By cutting the teams and administrative costs, and reinvigorating fundraising activity, the commission expects the university will be able to invest almost $35,000 more per student-athlete in fiscal year 2013 than it does currently. This would rank UMd. sixth among ACC institutions by this measure. Currently, UMd. ranks 13. (See charts with this post.)

The University Senate Executive Committee and the Athletic Council is expected to respond to the commission’s report by Friday.

Here’s what everyone’s saying about the situation. (This list will be updated continually.):

The Diamondback

Reporter Lauren Redding said that as painful as the decision might be, it shouldn’t come as a surprise. It’s been a long time coming, she wrote. Redding suspects the issues were born with former Athletic Director Deborah Yow’s push to expand Maryland’s athletic program. The funds were stretched too thin, Redding wrote.

President Wallace Loh

Loh released a statement Monday: “As I read the report, my thoughts were on the student-athletes and coaches of these teams, individuals who have dedicated so much of their lives to competing and coaching in their chosen sport at the highest level. As the parent of a student-athlete, I understand the very real anguish this recommendation occasions.”

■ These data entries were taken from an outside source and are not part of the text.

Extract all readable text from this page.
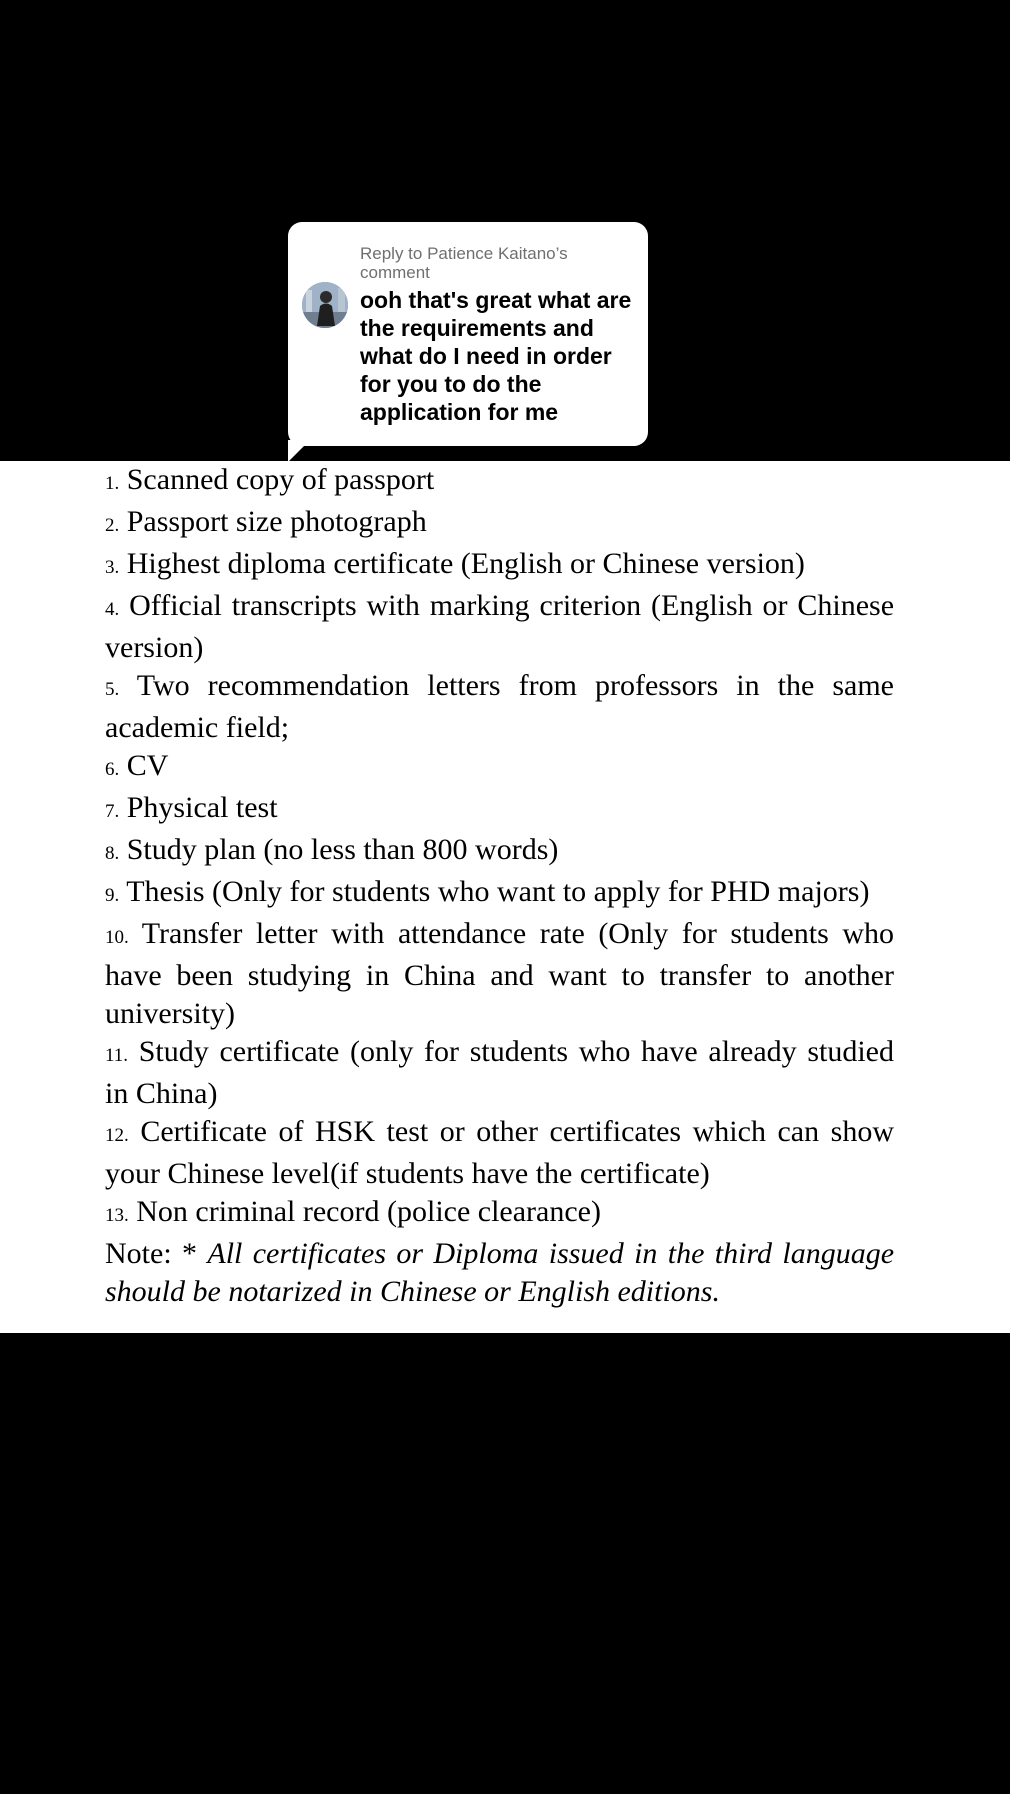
1. Scanned copy of passport

2. Passport size photograph

3. Highest diploma certificate (English or Chinese version)

4. Official transcripts with marking criterion (English or Chinese version)

5. Two recommendation letters from professors in the same academic field;

6. CV

7. Physical test

8. Study plan (no less than 800 words)

9. Thesis (Only for students who want to apply for PHD majors)

10. Transfer letter with attendance rate (Only for students who have been studying in China and want to transfer to another university)

11. Study certificate (only for students who have already studied in China)

12. Certificate of HSK test or other certificates which can show your Chinese level(if students have the certificate)

13. Non criminal record (police clearance)

Note: * All certificates or Diploma issued in the third language should be notarized in Chinese or English editions.

Reply to Patience Kaitano’s comment
ooh that's great what are the requirements and what do I need in order for you to do the application for me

Athletic Director Kevin Anderson

“Besides a relative dying, this has been one of the worst times in my life, having to face these young people and tell them of the possibility of us discontinuing their programs,” Anderson told The Washington Post.

Terp Talk

Bruce Posner, host of the Terp Talk sports show, wrote on the Terp Talk blog Monday evening that it was a sad night for College Park. “I assure you, kids of the [eight] teams love Maryland, their teams, and their sport as much as any student-athlete. They are heartbroken tonight. I assure you from my knowledge of Kevin Anderson and Dr. Loh, they are also heartsick tonight. But these are the harsh realities of today’s economy.”

Washington Post Columnist

Tracee Hamilton of The Post wrote that those who created the problems aren't the ones who will have to fix them. "Back in the days when the economy was booming and everyone seemed to have money — remember that? — former athletic director Debbie Yow was adding seats and suites to Byrd Stadium, additions no one but the most optimistic thought the Terps could sell out. She was betting on a bright future for the football program that never really materialized."